Logopäden haben die Aufgabe, Patienten jeden Alters, die unter Störungen der Stimme, des Redeflusses, der Sprache, der Artikulation und des Schluckens leiden, zu beraten und zu therapieren. Sie sind in eigenen logopädischen Praxen oder auch in Kliniken oder Einrichtungen für Rehabilitation tätig.

Oft arbeiten Logopäden eng mit Ärzten, Psychologen, auch mit Physiotherapeuten, Lehrern oder Sozialarbeitern zusammen. Ziel der Maßnahmen ist es, die aufgetretenen Störungen zu beheben und damit dem Patienten die soziale Integration zu erleichtern. Viele Logopäden spezialisieren sich dabei auf bestimmte Störungen, zum Beispiel Stottern. Sie behandeln zum Beispiel aber auch Menschen, die am Kehlkopf operiert wurden.

Bereits früh in der Entwicklung eines Kindes kann es zu Verzögerungen oder Störungen bei der Sprech- oder Sprachentwicklung kommen.
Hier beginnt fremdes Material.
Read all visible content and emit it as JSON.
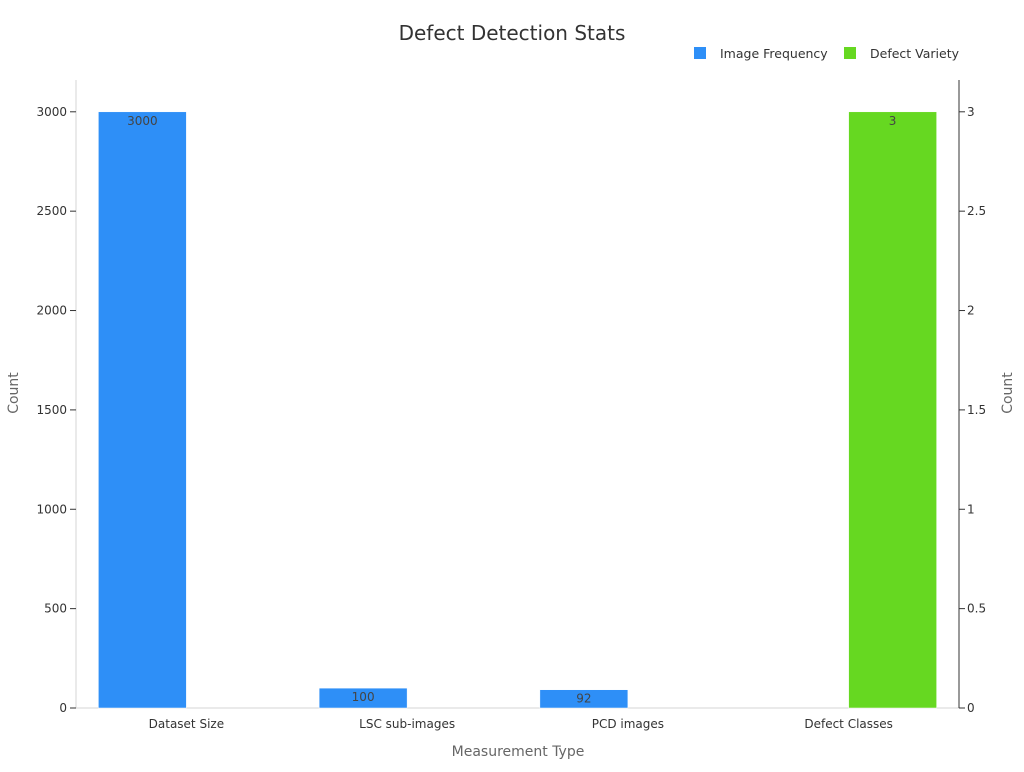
{
  "chart_data": {
    "type": "bar",
    "title": "Defect Detection Stats",
    "xlabel": "Measurement Type",
    "ylabel": "Count",
    "y2label": "Count",
    "categories": [
      "Dataset Size",
      "LSC sub-images",
      "PCD images",
      "Defect Classes"
    ],
    "series": [
      {
        "name": "Image Frequency",
        "axis": "left",
        "color": "#2E8FF7",
        "values": [
          3000,
          100,
          92,
          null
        ],
        "labels": [
          "3000",
          "100",
          "92",
          ""
        ]
      },
      {
        "name": "Defect Variety",
        "axis": "right",
        "color": "#66D821",
        "values": [
          null,
          null,
          null,
          3
        ],
        "labels": [
          "",
          "",
          "",
          "3"
        ]
      }
    ],
    "ylim": [
      0,
      3160
    ],
    "yticks": [
      0,
      500,
      1000,
      1500,
      2000,
      2500,
      3000
    ],
    "ytick_labels": [
      "0",
      "500",
      "1000",
      "1500",
      "2000",
      "2500",
      "3000"
    ],
    "y2lim": [
      0,
      3.16
    ],
    "y2ticks": [
      0,
      0.5,
      1,
      1.5,
      2,
      2.5,
      3
    ],
    "y2tick_labels": [
      "0",
      "0.5",
      "1",
      "1.5",
      "2",
      "2.5",
      "3"
    ],
    "legend": "top-right",
    "grid": false
  }
}
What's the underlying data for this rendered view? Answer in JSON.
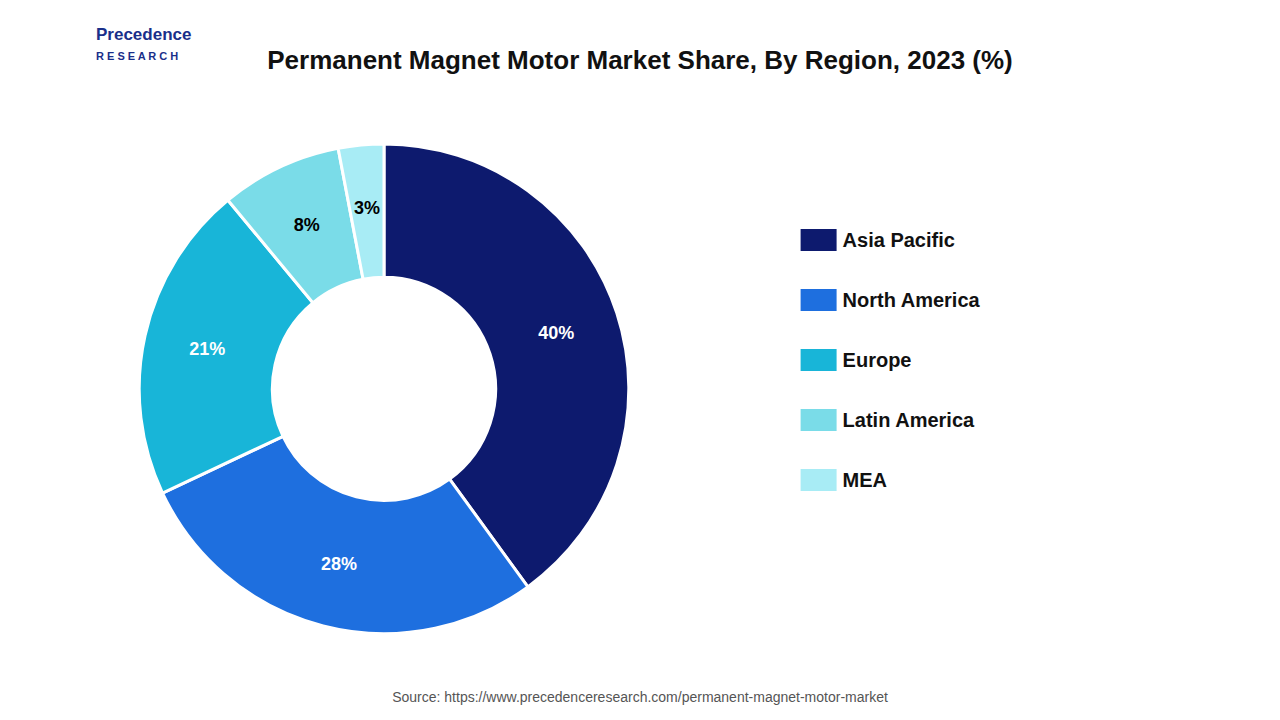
{
  "chart_data": {
    "type": "pie",
    "title": "Permanent Magnet Motor Market Share, By Region, 2023 (%)",
    "categories": [
      "Asia Pacific",
      "North America",
      "Europe",
      "Latin America",
      "MEA"
    ],
    "values": [
      40,
      28,
      21,
      8,
      3
    ],
    "value_labels": [
      "40%",
      "28%",
      "21%",
      "8%",
      "3%"
    ],
    "colors": [
      "#0d1a6e",
      "#1e6fdf",
      "#18b5d8",
      "#7adce8",
      "#a8ecf5"
    ],
    "data_labels": true,
    "legend": "right",
    "annotations": [
      "Precedence",
      "R E S E A R C H",
      "Source: https://www.precedenceresearch.com/permanent-magnet-motor-market"
    ]
  }
}
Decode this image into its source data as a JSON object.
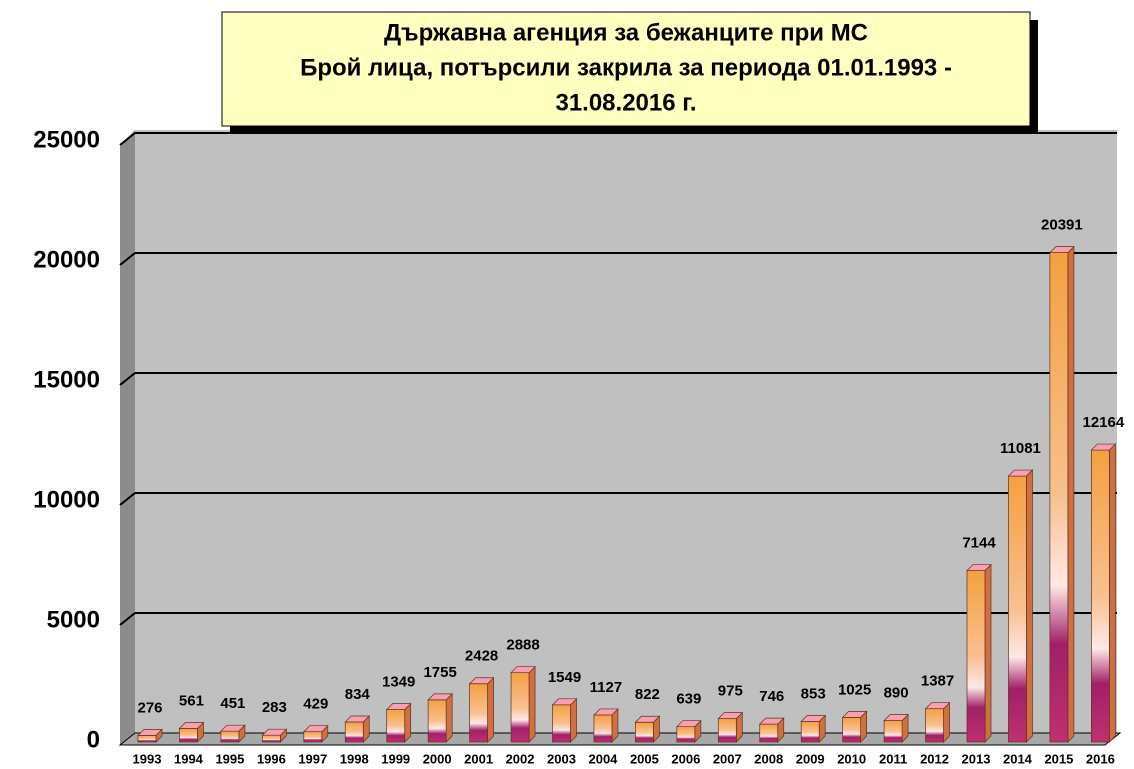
{
  "chart_data": {
    "type": "bar",
    "title": [
      "Държавна агенция за бежанците при МС",
      "Брой лица, потърсили закрила за периода 01.01.1993 -",
      "31.08.2016 г."
    ],
    "categories": [
      "1993",
      "1994",
      "1995",
      "1996",
      "1997",
      "1998",
      "1999",
      "2000",
      "2001",
      "2002",
      "2003",
      "2004",
      "2005",
      "2006",
      "2007",
      "2008",
      "2009",
      "2010",
      "2011",
      "2012",
      "2013",
      "2014",
      "2015",
      "2016"
    ],
    "values": [
      276,
      561,
      451,
      283,
      429,
      834,
      1349,
      1755,
      2428,
      2888,
      1549,
      1127,
      822,
      639,
      975,
      746,
      853,
      1025,
      890,
      1387,
      7144,
      11081,
      20391,
      12164
    ],
    "ylim": [
      0,
      25000
    ],
    "yticks": [
      0,
      5000,
      10000,
      15000,
      20000,
      25000
    ],
    "grid": true
  }
}
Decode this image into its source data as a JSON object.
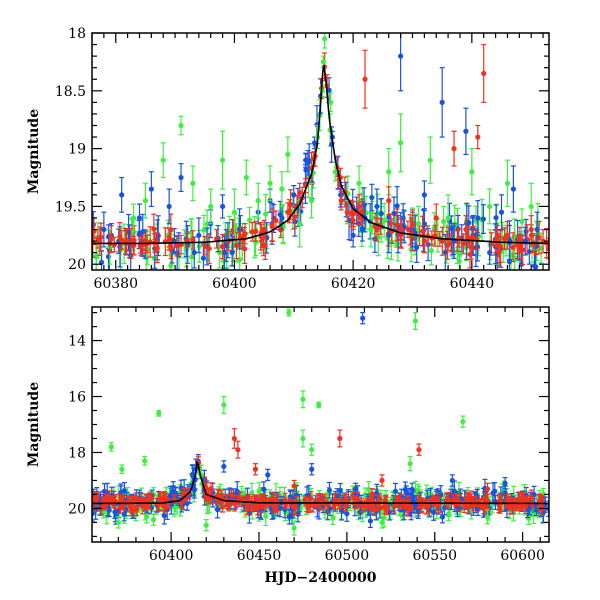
{
  "chart_data": [
    {
      "type": "scatter",
      "panel": "top",
      "ylabel": "Magnitude",
      "xlabel": "",
      "xlim": [
        60376,
        60453
      ],
      "ylim": [
        20.05,
        18.0
      ],
      "y_inverted": true,
      "x_ticks": [
        60380,
        60400,
        60420,
        60440
      ],
      "x_tick_labels": [
        "60380",
        "60400",
        "60420",
        "60440"
      ],
      "y_ticks": [
        18,
        18.5,
        19,
        19.5,
        20
      ],
      "y_tick_labels": [
        "18",
        "18.5",
        "19",
        "19.5",
        "20"
      ],
      "colors": {
        "blue": "#1a53e0",
        "green": "#3cf03c",
        "red": "#f0321e",
        "model": "#000000"
      },
      "model_curve": {
        "x": [
          60376,
          60385,
          60395,
          60402,
          60406,
          60409,
          60411,
          60413,
          60414,
          60414.6,
          60415,
          60415.4,
          60416,
          60417,
          60418,
          60420,
          60423,
          60428,
          60435,
          60445,
          60453
        ],
        "y": [
          19.82,
          19.82,
          19.81,
          19.78,
          19.72,
          19.62,
          19.48,
          19.22,
          18.95,
          18.55,
          18.25,
          18.4,
          18.75,
          19.1,
          19.32,
          19.52,
          19.64,
          19.73,
          19.78,
          19.81,
          19.82
        ]
      },
      "series": [
        {
          "name": "",
          "color": "blue",
          "points": [
            [
              60378,
              19.7,
              0.15
            ],
            [
              60381,
              19.4,
              0.15
            ],
            [
              60384,
              19.6,
              0.12
            ],
            [
              60386,
              19.35,
              0.15
            ],
            [
              60389,
              19.5,
              0.15
            ],
            [
              60391,
              19.25,
              0.12
            ],
            [
              60394,
              19.75,
              0.15
            ],
            [
              60396,
              19.65,
              0.12
            ],
            [
              60398,
              19.5,
              0.1
            ],
            [
              60401,
              19.7,
              0.12
            ],
            [
              60404,
              19.55,
              0.1
            ],
            [
              60406,
              19.45,
              0.1
            ],
            [
              60408,
              19.6,
              0.1
            ],
            [
              60410,
              19.4,
              0.08
            ],
            [
              60412,
              19.1,
              0.06
            ],
            [
              60413.5,
              18.95,
              0.05
            ],
            [
              60416.5,
              18.9,
              0.05
            ],
            [
              60418,
              19.4,
              0.08
            ],
            [
              60420,
              19.75,
              0.1
            ],
            [
              60422,
              19.6,
              0.12
            ],
            [
              60424,
              19.5,
              0.15
            ],
            [
              60426,
              19.75,
              0.15
            ],
            [
              60428,
              18.2,
              0.3
            ],
            [
              60430,
              19.7,
              0.15
            ],
            [
              60432,
              19.4,
              0.12
            ],
            [
              60435,
              18.6,
              0.3
            ],
            [
              60437,
              19.8,
              0.15
            ],
            [
              60439,
              18.85,
              0.2
            ],
            [
              60441,
              19.6,
              0.15
            ],
            [
              60443,
              19.9,
              0.1
            ],
            [
              60445,
              19.55,
              0.15
            ],
            [
              60447,
              19.35,
              0.2
            ],
            [
              60449,
              19.8,
              0.12
            ],
            [
              60451,
              19.7,
              0.15
            ]
          ]
        },
        {
          "name": "",
          "color": "green",
          "points": [
            [
              60379,
              19.85,
              0.15
            ],
            [
              60383,
              19.6,
              0.12
            ],
            [
              60385,
              19.45,
              0.15
            ],
            [
              60388,
              19.1,
              0.15
            ],
            [
              60391,
              18.8,
              0.08
            ],
            [
              60393,
              19.3,
              0.15
            ],
            [
              60396,
              19.5,
              0.15
            ],
            [
              60398,
              19.1,
              0.25
            ],
            [
              60400,
              19.55,
              0.2
            ],
            [
              60402,
              19.25,
              0.15
            ],
            [
              60404,
              19.45,
              0.15
            ],
            [
              60406,
              19.3,
              0.15
            ],
            [
              60408,
              19.35,
              0.15
            ],
            [
              60409,
              19.05,
              0.15
            ],
            [
              60411,
              19.65,
              0.2
            ],
            [
              60413,
              19.45,
              0.15
            ],
            [
              60414,
              18.9,
              0.1
            ],
            [
              60414.8,
              18.5,
              0.05
            ],
            [
              60415,
              18.25,
              0.05
            ],
            [
              60415.2,
              18.05,
              0.08
            ],
            [
              60416.2,
              18.6,
              0.08
            ],
            [
              60417,
              19.2,
              0.08
            ],
            [
              60419,
              19.55,
              0.1
            ],
            [
              60421,
              19.3,
              0.15
            ],
            [
              60423,
              19.7,
              0.15
            ],
            [
              60426,
              19.2,
              0.2
            ],
            [
              60428,
              18.95,
              0.25
            ],
            [
              60431,
              19.65,
              0.15
            ],
            [
              60433,
              19.1,
              0.2
            ],
            [
              60436,
              19.6,
              0.2
            ],
            [
              60440,
              19.2,
              0.2
            ],
            [
              60443,
              19.5,
              0.15
            ],
            [
              60446,
              19.3,
              0.2
            ],
            [
              60450,
              19.5,
              0.2
            ]
          ]
        },
        {
          "name": "",
          "color": "red",
          "points": [
            [
              60377,
              19.78,
              0.08
            ],
            [
              60379,
              19.82,
              0.08
            ],
            [
              60381,
              19.79,
              0.08
            ],
            [
              60383,
              19.84,
              0.08
            ],
            [
              60385,
              19.8,
              0.08
            ],
            [
              60387,
              19.81,
              0.08
            ],
            [
              60389,
              19.77,
              0.08
            ],
            [
              60391,
              19.83,
              0.08
            ],
            [
              60393,
              19.79,
              0.08
            ],
            [
              60395,
              19.84,
              0.08
            ],
            [
              60397,
              19.78,
              0.08
            ],
            [
              60399,
              19.8,
              0.08
            ],
            [
              60401,
              19.76,
              0.08
            ],
            [
              60403,
              19.72,
              0.08
            ],
            [
              60405,
              19.7,
              0.08
            ],
            [
              60407,
              19.62,
              0.08
            ],
            [
              60409,
              19.55,
              0.08
            ],
            [
              60411,
              19.38,
              0.08
            ],
            [
              60412,
              19.32,
              0.06
            ],
            [
              60418,
              19.45,
              0.08
            ],
            [
              60419,
              19.55,
              0.08
            ],
            [
              60420,
              19.62,
              0.08
            ],
            [
              60421,
              19.5,
              0.1
            ],
            [
              60422,
              18.4,
              0.25
            ],
            [
              60424,
              19.7,
              0.1
            ],
            [
              60426,
              19.45,
              0.12
            ],
            [
              60428,
              19.75,
              0.1
            ],
            [
              60430,
              19.65,
              0.12
            ],
            [
              60432,
              19.8,
              0.1
            ],
            [
              60434,
              19.6,
              0.12
            ],
            [
              60436,
              19.78,
              0.1
            ],
            [
              60437,
              19.0,
              0.15
            ],
            [
              60439,
              19.7,
              0.12
            ],
            [
              60441,
              18.9,
              0.1
            ],
            [
              60442,
              18.35,
              0.25
            ],
            [
              60444,
              19.8,
              0.1
            ],
            [
              60446,
              19.75,
              0.12
            ],
            [
              60448,
              19.85,
              0.1
            ],
            [
              60450,
              19.7,
              0.12
            ],
            [
              60452,
              19.8,
              0.1
            ]
          ]
        }
      ]
    },
    {
      "type": "scatter",
      "panel": "bottom",
      "ylabel": "Magnitude",
      "xlabel": "HJD−2400000",
      "xlim": [
        60355,
        60615
      ],
      "ylim": [
        21.2,
        12.8
      ],
      "y_inverted": true,
      "x_ticks": [
        60400,
        60450,
        60500,
        60550,
        60600
      ],
      "x_tick_labels": [
        "60400",
        "60450",
        "60500",
        "60550",
        "60600"
      ],
      "y_ticks": [
        14,
        16,
        18,
        20
      ],
      "y_tick_labels": [
        "14",
        "16",
        "18",
        "20"
      ],
      "colors": {
        "blue": "#1a53e0",
        "green": "#3cf03c",
        "red": "#f0321e",
        "model": "#000000"
      },
      "model_curve": {
        "x": [
          60360,
          60395,
          60405,
          60411,
          60414,
          60415,
          60416.5,
          60420,
          60430,
          60450,
          60605
        ],
        "y": [
          19.82,
          19.81,
          19.72,
          19.4,
          18.8,
          18.25,
          18.8,
          19.5,
          19.72,
          19.8,
          19.82
        ]
      },
      "series": [
        {
          "name": "",
          "color": "green",
          "points": [
            [
              60366,
              17.8,
              0.15
            ],
            [
              60372,
              18.6,
              0.15
            ],
            [
              60385,
              18.3,
              0.15
            ],
            [
              60393,
              16.6,
              0.1
            ],
            [
              60430,
              16.3,
              0.3
            ],
            [
              60467,
              13.0,
              0.12
            ],
            [
              60475,
              16.1,
              0.3
            ],
            [
              60475,
              17.5,
              0.3
            ],
            [
              60484,
              16.3,
              0.1
            ],
            [
              60480,
              17.9,
              0.2
            ],
            [
              60536,
              18.4,
              0.25
            ],
            [
              60539,
              13.3,
              0.3
            ],
            [
              60566,
              16.9,
              0.2
            ],
            [
              60370,
              20.5,
              0.2
            ],
            [
              60390,
              20.4,
              0.2
            ],
            [
              60420,
              20.6,
              0.2
            ],
            [
              60470,
              20.7,
              0.25
            ],
            [
              60520,
              20.5,
              0.2
            ],
            [
              60580,
              20.3,
              0.25
            ]
          ]
        },
        {
          "name": "",
          "color": "blue",
          "points": [
            [
              60509,
              13.2,
              0.2
            ],
            [
              60430,
              18.5,
              0.2
            ],
            [
              60455,
              18.8,
              0.2
            ],
            [
              60480,
              18.6,
              0.2
            ],
            [
              60505,
              19.3,
              0.2
            ],
            [
              60560,
              19.0,
              0.2
            ],
            [
              60590,
              19.1,
              0.2
            ]
          ]
        },
        {
          "name": "",
          "color": "red",
          "points": [
            [
              60436,
              17.5,
              0.35
            ],
            [
              60438,
              17.9,
              0.3
            ],
            [
              60496,
              17.5,
              0.3
            ],
            [
              60541,
              17.9,
              0.2
            ],
            [
              60448,
              18.6,
              0.2
            ],
            [
              60470,
              19.2,
              0.2
            ],
            [
              60520,
              19.0,
              0.2
            ],
            [
              60580,
              19.3,
              0.2
            ]
          ]
        }
      ]
    }
  ]
}
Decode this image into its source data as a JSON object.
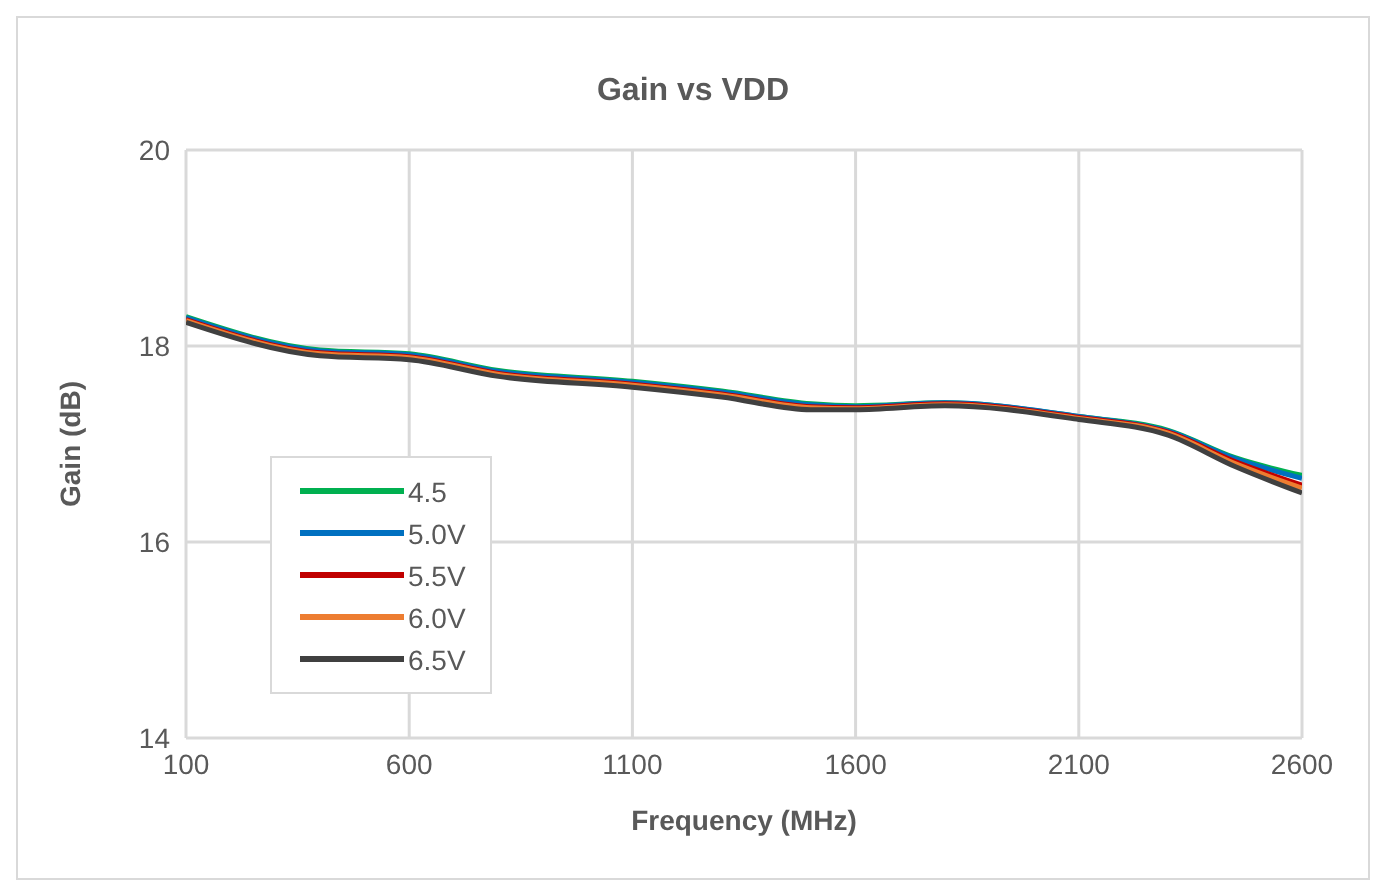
{
  "chart_data": {
    "type": "line",
    "title": "Gain vs VDD",
    "xlabel": "Frequency (MHz)",
    "ylabel": "Gain (dB)",
    "x": [
      100,
      400,
      600,
      800,
      1100,
      1300,
      1500,
      1600,
      1800,
      2100,
      2300,
      2450,
      2600
    ],
    "series": [
      {
        "name": "4.5",
        "color": "#00b050",
        "values": [
          18.3,
          17.96,
          17.92,
          17.75,
          17.64,
          17.54,
          17.41,
          17.39,
          17.42,
          17.28,
          17.14,
          16.86,
          16.68
        ]
      },
      {
        "name": "5.0V",
        "color": "#0070c0",
        "values": [
          18.29,
          17.95,
          17.91,
          17.74,
          17.63,
          17.53,
          17.4,
          17.38,
          17.42,
          17.28,
          17.13,
          16.85,
          16.65
        ]
      },
      {
        "name": "5.5V",
        "color": "#c00000",
        "values": [
          18.27,
          17.93,
          17.89,
          17.72,
          17.61,
          17.51,
          17.38,
          17.37,
          17.41,
          17.27,
          17.12,
          16.82,
          16.58
        ]
      },
      {
        "name": "6.0V",
        "color": "#ed7d31",
        "values": [
          18.26,
          17.92,
          17.88,
          17.71,
          17.6,
          17.5,
          17.37,
          17.36,
          17.4,
          17.26,
          17.11,
          16.8,
          16.55
        ]
      },
      {
        "name": "6.5V",
        "color": "#404040",
        "values": [
          18.24,
          17.9,
          17.86,
          17.69,
          17.58,
          17.48,
          17.35,
          17.35,
          17.39,
          17.25,
          17.09,
          16.77,
          16.5
        ]
      }
    ],
    "xlim": [
      100,
      2600
    ],
    "xticks": [
      100,
      600,
      1100,
      1600,
      2100,
      2600
    ],
    "ylim": [
      14,
      20
    ],
    "yticks": [
      14,
      16,
      18,
      20
    ],
    "grid": true,
    "legend": "bottom left",
    "marker": "none",
    "line_style": "solid"
  }
}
Solche Kinder müssen logopädisch behandelt werden. Wenn Eltern bei ihrem Kind Probleme hinsichtlich der Sprach- und Sprechentwicklung vermuten, sollten sie sofort handeln und einen Logopäden aufsuchen. Der Logopäde kann einschätzen, ob die Vermutung begründet ist und bei Bedarf erhält das Kind eine Therapie. Oft gibt es in logopädischen Praxen lange Wartezeiten. Deshalb ist es notwendig, dass Eltern früh aktiv werden, rechtzeitig einen Termin vereinbaren und eine Beratung in Anspruch nehmen. Behandelnde Kinderärzte oder HNO-Ärzte können eine Verordnung für logopädische Diagnostik ausschreiben und kennen auch Logopäden in Wohnortnähe des kleinen Patienten. Um einen Logopäden in der Nähe zu finden, können Eltern auch entsprechende Adressdatenbanken im Internet nutzen.